Two days later I met with her and Jim Spradling, the assistant city manager in charge of public safety. Deb Dyar, Public Relations Officer, was also in the meeting. Jim apologized for the certified letter, blaming an overzealous City Attorney, and promising that the policy had been changed by which such letters could be issued. Two things come to mind about that.

  1. To the degree the City Attorney “misunderstood” and thought I was somebody the city wanted to aggressively go after, what about the tone and language of the conversation with the police chief in which he told her to find a law they could go after me with led her to that “misunderstanding”? (Hint: there was no “misunderstanding.”)
  2. Nothing about the apology or assurances of fairness actually changed the legal standing of the certified letter nor the ordinance they had misapplied to make my lights illegal if they chose. But it made me feel better at the time.

A BONE AND FALSE PROMISES

We then had what I thought at the time was a reasonably cooperative meeting, resulting in the city putting up "Local Traffic Only" signs at the head of the cul de sac at the end of my street during the month of December (which I'm sure stopped some real problems). What we didn't do was deal with traffic flow or residents parking along the curb and forcing the line of visitors out into the middle of the street. But the promise from the City is represented by this quote in a follow-up e-mail from Jim Spradling on November 20, “We will monitor the other streets for congestion as time goes on and may take further traffic control steps if necessary.”

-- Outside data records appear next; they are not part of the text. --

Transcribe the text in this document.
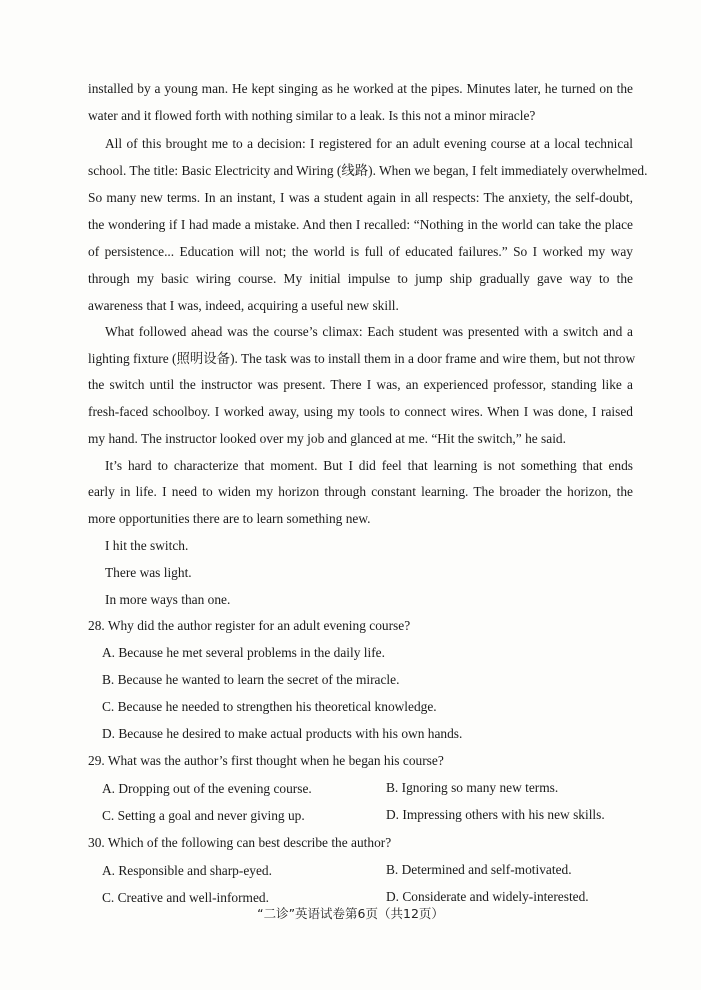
installed by a young man. He kept singing as he worked at the pipes. Minutes later, he turned on the
water and it flowed forth with nothing similar to a leak. Is this not a minor miracle?
All of this brought me to a decision: I registered for an adult evening course at a local technical
school. The title: Basic Electricity and Wiring (线路). When we began, I felt immediately overwhelmed.
So many new terms. In an instant, I was a student again in all respects: The anxiety, the self-doubt,
the wondering if I had made a mistake. And then I recalled: “Nothing in the world can take the place
of persistence... Education will not; the world is full of educated failures.” So I worked my way
through my basic wiring course. My initial impulse to jump ship gradually gave way to the
awareness that I was, indeed, acquiring a useful new skill.
What followed ahead was the course’s climax: Each student was presented with a switch and a
lighting fixture (照明设备). The task was to install them in a door frame and wire them, but not throw
the switch until the instructor was present. There I was, an experienced professor, standing like a
fresh-faced schoolboy. I worked away, using my tools to connect wires. When I was done, I raised
my hand. The instructor looked over my job and glanced at me. “Hit the switch,” he said.
It’s hard to characterize that moment. But I did feel that learning is not something that ends
early in life. I need to widen my horizon through constant learning. The broader the horizon, the
more opportunities there are to learn something new.
I hit the switch.
There was light.
In more ways than one.
28. Why did the author register for an adult evening course?
A. Because he met several problems in the daily life.
B. Because he wanted to learn the secret of the miracle.
C. Because he needed to strengthen his theoretical knowledge.
D. Because he desired to make actual products with his own hands.
29. What was the author’s first thought when he began his course?
A. Dropping out of the evening course.	B. Ignoring so many new terms.
C. Setting a goal and never giving up.	D. Impressing others with his new skills.
30. Which of the following can best describe the author?
A. Responsible and sharp-eyed.	B. Determined and self-motivated.
C. Creative and well-informed.	D. Considerate and widely-interested.
“二诊”英语试卷第6页（共12页）
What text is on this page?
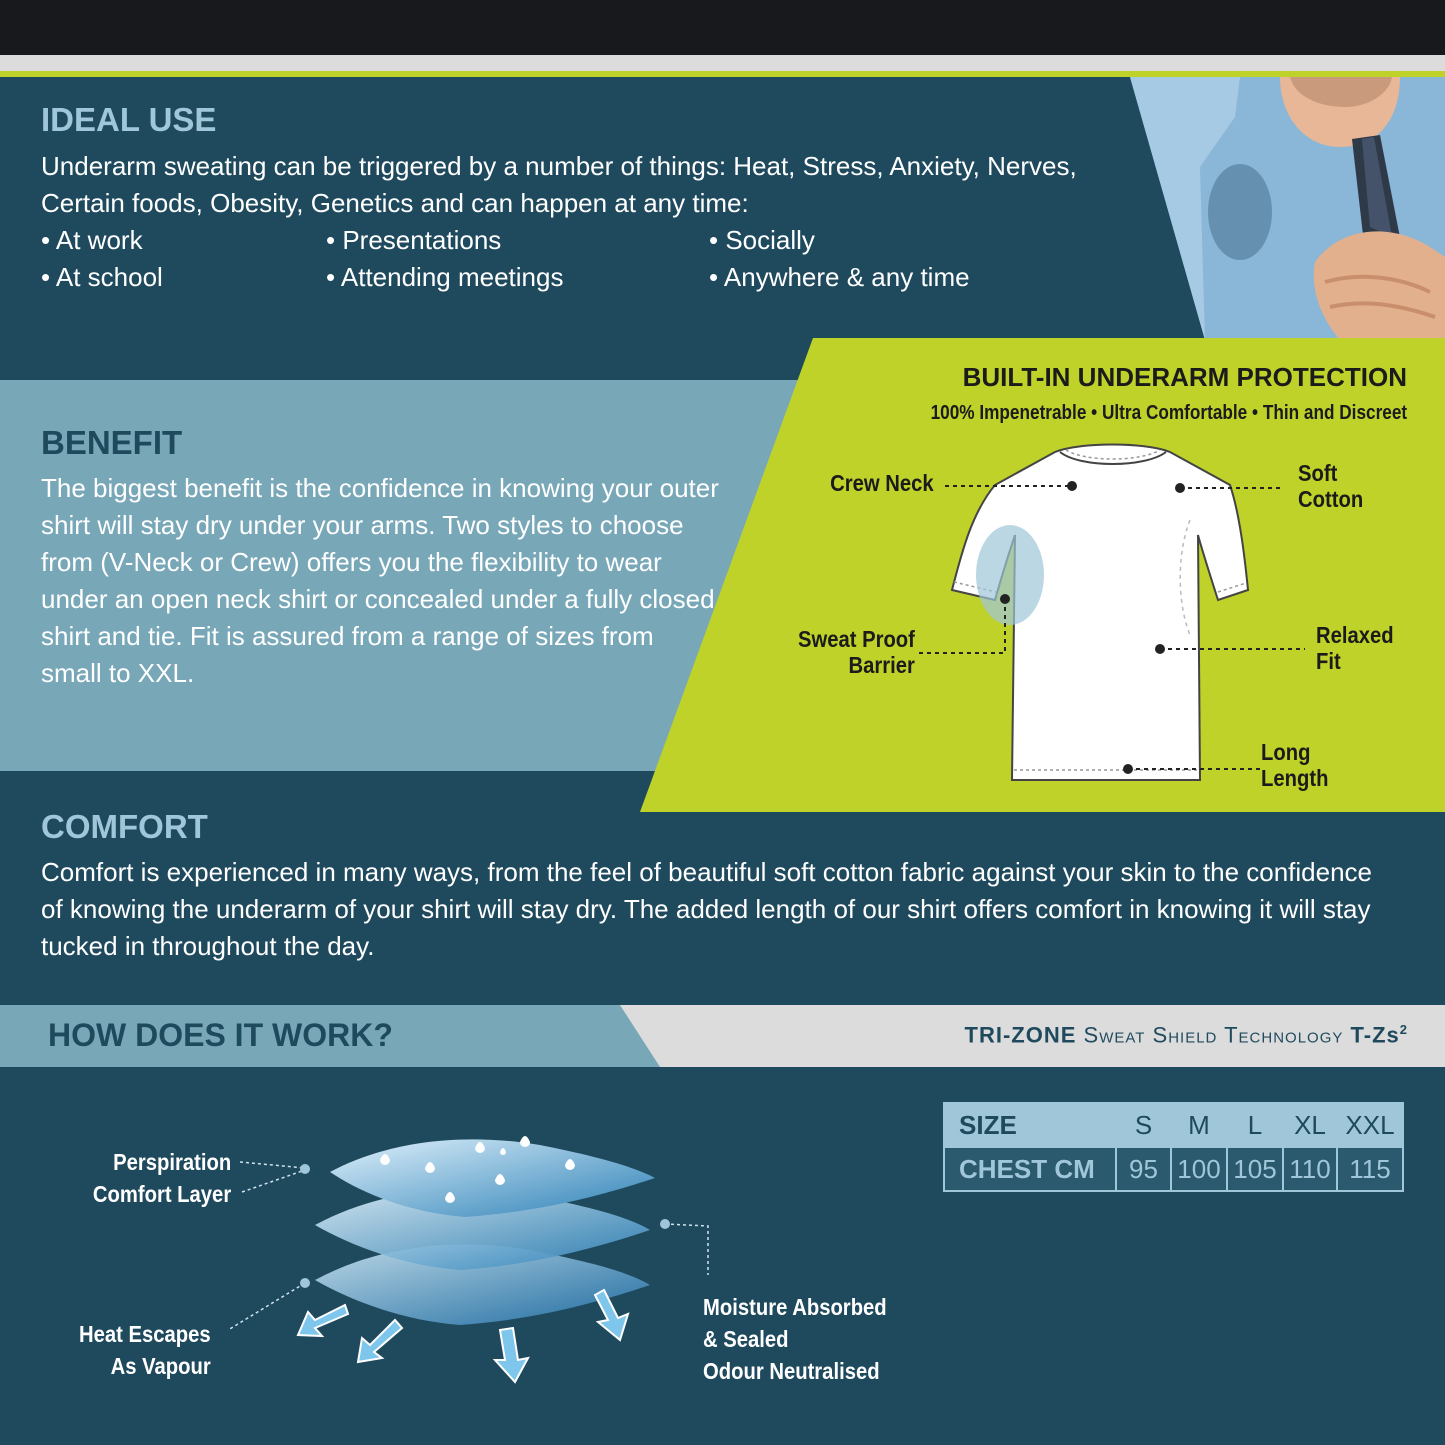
IDEAL USE
Underarm sweating can be triggered by a number of things: Heat, Stress, Anxiety, Nerves, Certain foods, Obesity, Genetics and can happen at any time:
• At work	• Presentations	• Socially
• At school	• Attending meetings	• Anywhere & any time
BENEFIT
The biggest benefit is the confidence in knowing your outer shirt will stay dry under your arms. Two styles to choose from (V-Neck or Crew) offers you the flexibility to wear under an open neck shirt or concealed under a fully closed shirt and tie. Fit is assured from a range of sizes from small to XXL.
BUILT-IN UNDERARM PROTECTION
100% Impenetrable • Ultra Comfortable • Thin and Discreet
Crew Neck	Soft
Cotton
Sweat Proof
Barrier
Relaxed
Fit
Long
Length
COMFORT
Comfort is experienced in many ways, from the feel of beautiful soft cotton fabric against your skin to the confidence of knowing the underarm of your shirt will stay dry. The added length of our shirt offers comfort in knowing it will stay tucked in throughout the day.
HOW DOES IT WORK?	TRI-ZONE Sweat Shield Technology T-Zs$^2$
Perspiration
Comfort Layer
Heat Escapes
As Vapour
Moisture Absorbed
& Sealed
Odour Neutralised
SIZE	S	M	L	XL	XXL
CHEST CM	95	100	105	110	115
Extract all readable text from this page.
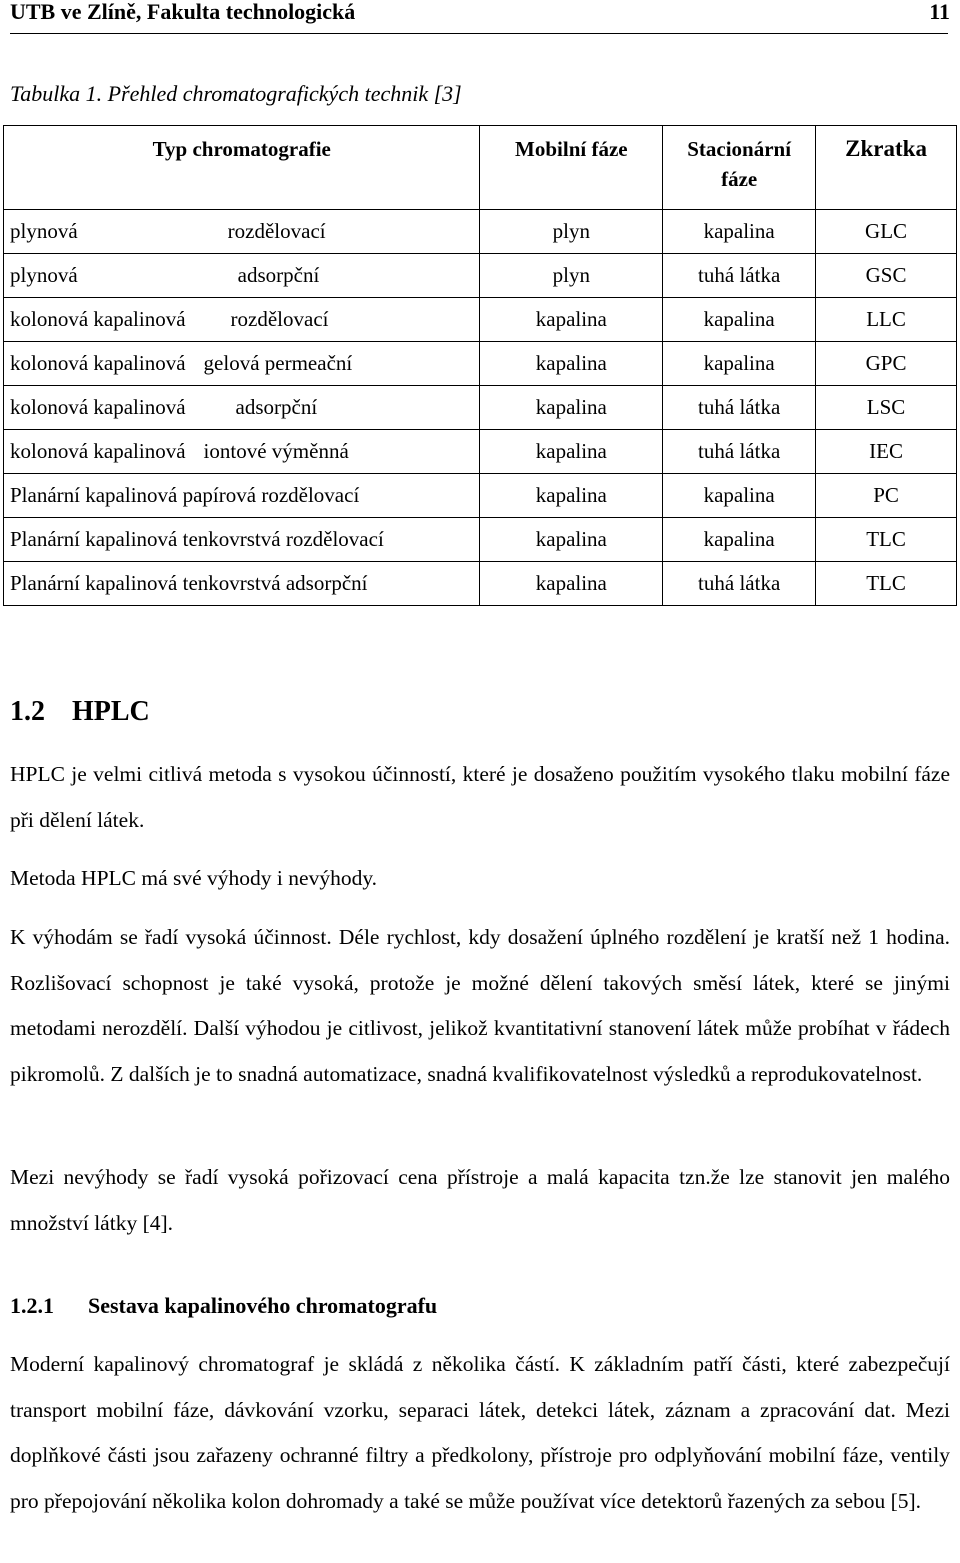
UTB ve Zlíně, Fakulta technologická	11
Tabulka 1. Přehled chromatografických technik [3]
Typ chromatografie	Mobilní fáze	Stacionární fáze	Zkratka
plynová rozdělovací	plyn	kapalina	GLC
plynová adsorpční	plyn	tuhá látka	GSC
kolonová kapalinová rozdělovací	kapalina	kapalina	LLC
kolonová kapalinová gelová permeační	kapalina	kapalina	GPC
kolonová kapalinová adsorpční	kapalina	tuhá látka	LSC
kolonová kapalinová iontové výměnná	kapalina	tuhá látka	IEC
Planární kapalinová papírová rozdělovací	kapalina	kapalina	PC
Planární kapalinová tenkovrstvá rozdělovací	kapalina	kapalina	TLC
Planární kapalinová tenkovrstvá adsorpční	kapalina	tuhá látka	TLC
1.2 HPLC

HPLC je velmi citlivá metoda s vysokou účinností, které je dosaženo použitím vysokého tlaku mobilní fáze při dělení látek.

Metoda HPLC má své výhody i nevýhody.

K výhodám se řadí vysoká účinnost. Déle rychlost, kdy dosažení úplného rozdělení je kratší než 1 hodina. Rozlišovací schopnost je také vysoká, protože je možné dělení takových směsí látek, které se jinými metodami nerozdělí. Další výhodou je citlivost, jelikož kvantitativní stanovení látek může probíhat v řádech pikromolů. Z dalších je to snadná automatizace, snadná kvalifikovatelnost výsledků a reprodukovatelnost.

Mezi nevýhody se řadí vysoká pořizovací cena přístroje a malá kapacita tzn.že lze stanovit jen malého množství látky [4].

1.2.1 Sestava kapalinového chromatografu

Moderní kapalinový chromatograf je skládá z několika částí. K základním patří části, které zabezpečují transport mobilní fáze, dávkování vzorku, separaci látek, detekci látek, záznam a zpracování dat. Mezi doplňkové části jsou zařazeny ochranné filtry a předkolony, přístroje pro odplyňování mobilní fáze, ventily pro přepojování několika kolon dohromady a také se může používat více detektorů řazených za sebou [5].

That promise, of course, is not how the City actually proceeded. Nor did they live up to the other promises made in that meeting to be fair and work cooperatively, other than putting up very helpful signage that kept visitors from continuing down the dead-ind cul se sac at the end of my street.

Because after the assistant city manager was assuring me they had no intention of shutting me down as a first resort, they gave Ankeny police officers this document on November 22 ordering them to shut me down as their ONLY response to ANY complaints. Not to resolve the problem. Not to use discretion. Not even to judge whether or not a complaint had merit. But simply to document that there were people there, then shut me down. How would you like to be a visitor that drove your kids 40-minutes to see my lights when that happened?

BOGUS CONCERNS ABOUT A NON-ISSUE

Speaking of visitors, because my display was basically a three-sequence, nine-minute "show" (see it at www.SandersonFamilyChristmas.com), visitors waited in line down the street, parked against the curb in both directions. In other words, as long as homeowners didn't block the parking and force the line into the middle of the street, two lanes of the street was clear in both directions at all times. Unlike the displays in other parts of town where the streets are blocked both ways with visitors looking at lights. ... While driving. ... With their lights off. So much for citing public safety as the reason to go after my lights.

Further, because I am on a side street rather than a main artery where the light-viewing traffic would interfere with normal traffic and create chaos, the location of my house provides a natural traffic flow to my display that eliminates problems. The number of visitors waiting to see my display is self-regulating, going back only so far as people are willing to wait in line. The only problem occurs when local cars park along the curb forcing the line of visitors into the middle of the street. Or worse, yet, when traffic backs up to Grant Street with no plan on how to deal with it so we don't have cars parked along the curb on both sides of the road, forcing both north and southbound traffic through one remaining lane in the center of the street. The very problem I went to them months in advance to solve in the first place. Even now the city could easily eliminate that problem by restricting parking between the hours of 5:00 and 10:00 p.m. during December, which I have asked them to do and they have refused.